Deng's Legacy
According to journalist Jim Rohwer, "the Dengist reforms of 1979-1994 brought about probably the biggest single improvement in human welfare anywhere at any time." This improvement was due to the fact that the reforms affected hundreds of millions of people.
As mentioned, Deng's policies opened up the economy to foreign investment and market allocation within a socialist framework. Since his death, under Jiang's tutelage, China has sustained a reported average of 8% GDP growth annually, achieving one of the world's highest rate of per capita economic growth, if not the highest. The inflation characteristic of the years leading up to the Tiananmen protests has subsided. Political institutions have stabilized, thanks to the institutionalization of procedure of the Deng years and a generational shift from peasant revolutionaries to well-educated, professional technocrats. Social problems have eased as well, as mainland China rapidly becomes more modern and prosperous each year.

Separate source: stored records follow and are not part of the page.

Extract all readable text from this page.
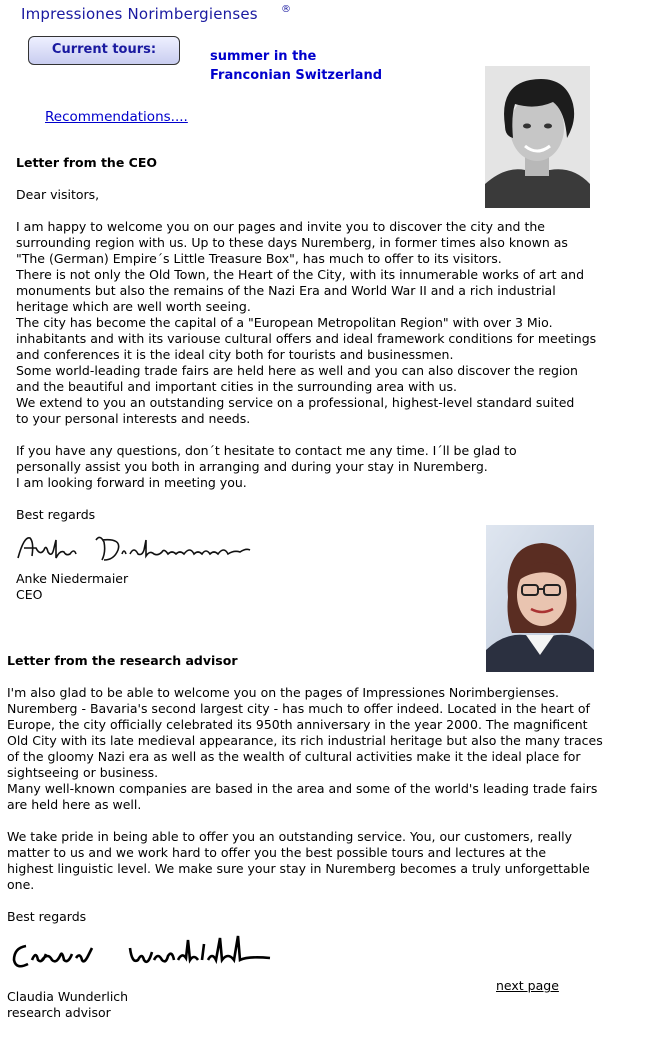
Impressiones Norimbergienses ®
Current tours:	summer in the
Franconian Switzerland
Recommendations....
Letter from the CEO

Dear visitors,

I am happy to welcome you on our pages and invite you to discover the city and the

surrounding region with us. Up to these days Nuremberg, in former times also known as

"The (German) Empire´s Little Treasure Box", has much to offer to its visitors.

There is not only the Old Town, the Heart of the City, with its innumerable works of art and

monuments but also the remains of the Nazi Era and World War II and a rich industrial

heritage which are well worth seeing.

The city has become the capital of a "European Metropolitan Region" with over 3 Mio.

inhabitants and with its variouse cultural offers and ideal framework conditions for meetings

and conferences it is the ideal city both for tourists and businessmen.

Some world-leading trade fairs are held here as well and you can also discover the region

and the beautiful and important cities in the surrounding area with us.

We extend to you an outstanding service on a professional, highest-level standard suited

to your personal interests and needs.

If you have any questions, don´t hesitate to contact me any time. I´ll be glad to

personally assist you both in arranging and during your stay in Nuremberg.

I am looking forward in meeting you.

Best regards

Anke Niedermaier

CEO

Letter from the research advisor

I'm also glad to be able to welcome you on the pages of Impressiones Norimbergienses.

Nuremberg - Bavaria's second largest city - has much to offer indeed. Located in the heart of

Europe, the city officially celebrated its 950th anniversary in the year 2000. The magnificent

Old City with its late medieval appearance, its rich industrial heritage but also the many traces

of the gloomy Nazi era as well as the wealth of cultural activities make it the ideal place for

sightseeing or business.

Many well-known companies are based in the area and some of the world's leading trade fairs

are held here as well.

We take pride in being able to offer you an outstanding service. You, our customers, really

matter to us and we work hard to offer you the best possible tours and lectures at the

highest linguistic level. We make sure your stay in Nuremberg becomes a truly unforgettable

one.

Best regards

Claudia Wunderlich

research advisor

next page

Deng's reforms, however, have left a number of issues unresolved. As a result of his market reforms, it became obvious by the mid-1990s that many state-owned enterprises (owned by the central government, unlike TVEs publicly owned at the local level) were unprofitable and needed to be shut down if they were not to be a permanent and unsustainable drain on the economy. Furthermore, by the mid-1990s most of the benefits of Deng's reforms particularly in agriculture had run their course, rural incomes had become stagnant, leaving China's leaders in search of new means to boost economic growth or else risk a massive social explosion. A progressive tax system, however, could reallocate capital from the prosperous urban areas along the Pacific coast to the rural interior.

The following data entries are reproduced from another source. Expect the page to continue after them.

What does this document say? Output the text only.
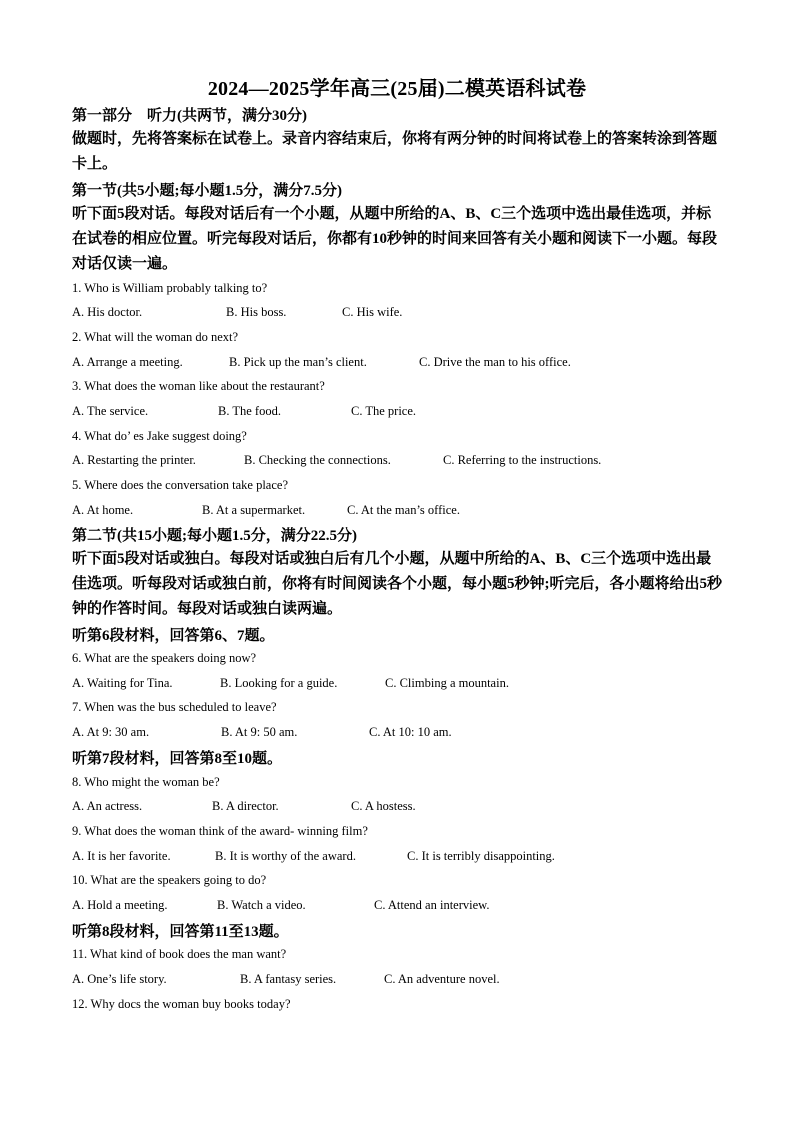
2024—2025学年高三(25届)二模英语科试卷
第一部分　听力(共两节，满分30分)
做题时，先将答案标在试卷上。录音内容结束后，你将有两分钟的时间将试卷上的答案转涂到答题卡上。
第一节(共5小题;每小题1.5分，满分7.5分)
听下面5段对话。每段对话后有一个小题，从题中所给的A、B、C三个选项中选出最佳选项，并标在试卷的相应位置。听完每段对话后，你都有10秒钟的时间来回答有关小题和阅读下一小题。每段对话仅读一遍。
1. Who is William probably talking to?
A. His doctor.	B. His boss.	C. His wife.
2. What will the woman do next?
A. Arrange a meeting.	B. Pick up the man’s client.	C. Drive the man to his office.
3. What does the woman like about the restaurant?
A. The service.	B. The food.	C. The price.
4. What do’ es Jake suggest doing?
A. Restarting the printer.	B. Checking the connections.	C. Referring to the instructions.
5. Where does the conversation take place?
A. At home.	B. At a supermarket.	C. At the man’s office.
第二节(共15小题;每小题1.5分，满分22.5分)
听下面5段对话或独白。每段对话或独白后有几个小题，从题中所给的A、B、C三个选项中选出最佳选项。听每段对话或独白前，你将有时间阅读各个小题，每小题5秒钟;听完后，各小题将给出5秒钟的作答时间。每段对话或独白读两遍。
听第6段材料，回答第6、7题。
6. What are the speakers doing now?
A. Waiting for Tina.	B. Looking for a guide.	C. Climbing a mountain.
7. When was the bus scheduled to leave?
A. At 9: 30 am.	B. At 9: 50 am.	C. At 10: 10 am.
听第7段材料，回答第8至10题。
8. Who might the woman be?
A. An actress.	B. A director.	C. A hostess.
9. What does the woman think of the award- winning film?
A. It is her favorite.	B. It is worthy of the award.	C. It is terribly disappointing.
10. What are the speakers going to do?
A. Hold a meeting.	B. Watch a video.	C. Attend an interview.
听第8段材料，回答第11至13题。
11. What kind of book does the man want?
A. One’s life story.	B. A fantasy series.	C. An adventure novel.
12. Why docs the woman buy books today?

Finally, the Dengist policy of asserting the primacy of pragmatism over communitarian Maoist values, while maintaining the rule of the Communist Party raised questions in the West. Many observers both within China and outside question the degree to which a one-party system can indefinitely maintain control over an increasingly dynamic and prosperous Chinese society.

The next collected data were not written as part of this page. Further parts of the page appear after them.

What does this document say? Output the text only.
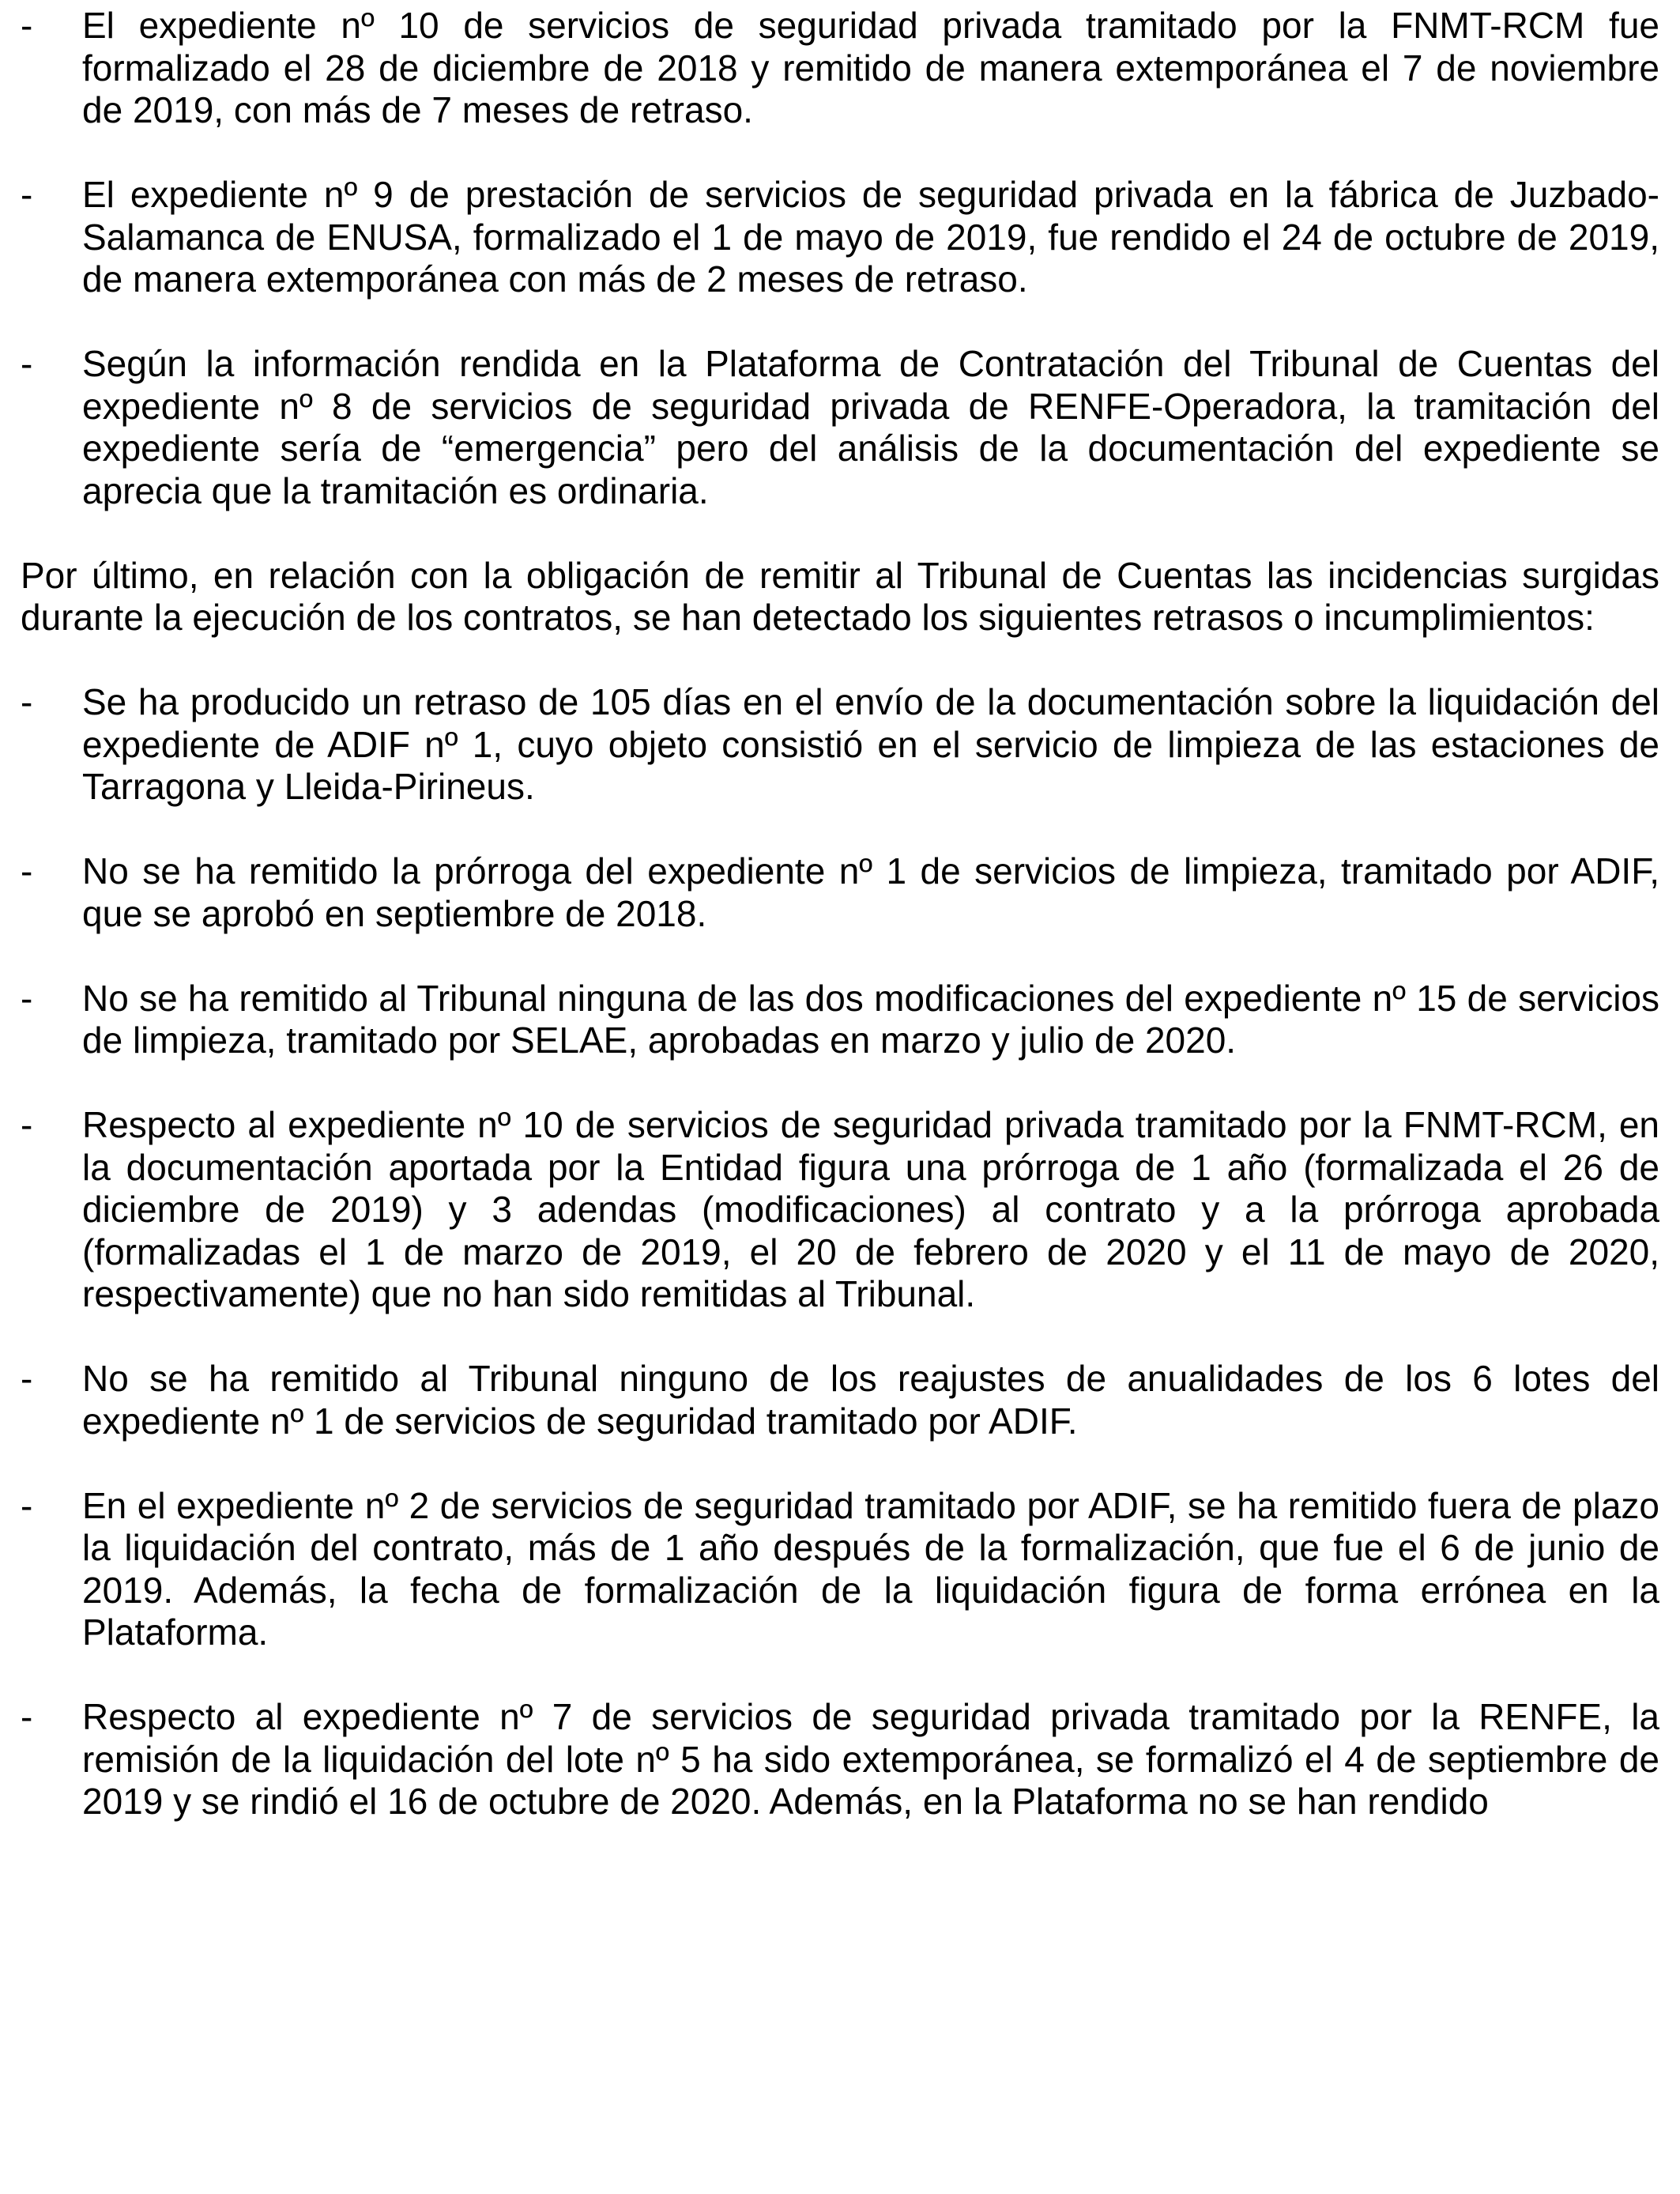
- El expediente nº 10 de servicios de seguridad privada tramitado por la FNMT-RCM fue formalizado el 28 de diciembre de 2018 y remitido de manera extemporánea el 7 de noviembre de 2019, con más de 7 meses de retraso.
- El expediente nº 9 de prestación de servicios de seguridad privada en la fábrica de Juzbado-Salamanca de ENUSA, formalizado el 1 de mayo de 2019, fue rendido el 24 de octubre de 2019, de manera extemporánea con más de 2 meses de retraso.
- Según la información rendida en la Plataforma de Contratación del Tribunal de Cuentas del expediente nº 8 de servicios de seguridad privada de RENFE-Operadora, la tramitación del expediente sería de “emergencia” pero del análisis de la documentación del expediente se aprecia que la tramitación es ordinaria.
Por último, en relación con la obligación de remitir al Tribunal de Cuentas las incidencias surgidas durante la ejecución de los contratos, se han detectado los siguientes retrasos o incumplimientos:
- Se ha producido un retraso de 105 días en el envío de la documentación sobre la liquidación del expediente de ADIF nº 1, cuyo objeto consistió en el servicio de limpieza de las estaciones de Tarragona y Lleida-Pirineus.
- No se ha remitido la prórroga del expediente nº 1 de servicios de limpieza, tramitado por ADIF, que se aprobó en septiembre de 2018.
- No se ha remitido al Tribunal ninguna de las dos modificaciones del expediente nº 15 de servicios de limpieza, tramitado por SELAE, aprobadas en marzo y julio de 2020.
- Respecto al expediente nº 10 de servicios de seguridad privada tramitado por la FNMT-RCM, en la documentación aportada por la Entidad figura una prórroga de 1 año (formalizada el 26 de diciembre de 2019) y 3 adendas (modificaciones) al contrato y a la prórroga aprobada (formalizadas el 1 de marzo de 2019, el 20 de febrero de 2020 y el 11 de mayo de 2020, respectivamente) que no han sido remitidas al Tribunal.
- No se ha remitido al Tribunal ninguno de los reajustes de anualidades de los 6 lotes del expediente nº 1 de servicios de seguridad tramitado por ADIF.
- En el expediente nº 2 de servicios de seguridad tramitado por ADIF, se ha remitido fuera de plazo la liquidación del contrato, más de 1 año después de la formalización, que fue el 6 de junio de 2019. Además, la fecha de formalización de la liquidación figura de forma errónea en la Plataforma.
- Respecto al expediente nº 7 de servicios de seguridad privada tramitado por la RENFE, la remisión de la liquidación del lote nº 5 ha sido extemporánea, se formalizó el 4 de septiembre de 2019 y se rindió el 16 de octubre de 2020. Además, en la Plataforma no se han rendido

Many in both the West and China agree that the gravity of these concerns, however, pales in comparison to the social ills faced by China as late as the Tiananmen protests of 1989, not to mention the days of mass famine under Mao and the civil war before the founding of the PRC.
Jiang Zemin's emotional eulogy to the beloved late reformist leader captured the mood of many in the nation. Jiang, wiping away tears, declared, "The Chinese people love Comrade Deng Xiaoping, thank Comrade Deng Xiaoping, mourn for Comrade Deng Xiaoping, and cherish the memory of Comrade Deng Xiaoping because he devoted his life-long energies to the Chinese people, performed immortal feats for the independence and liberation of the Chinese nation."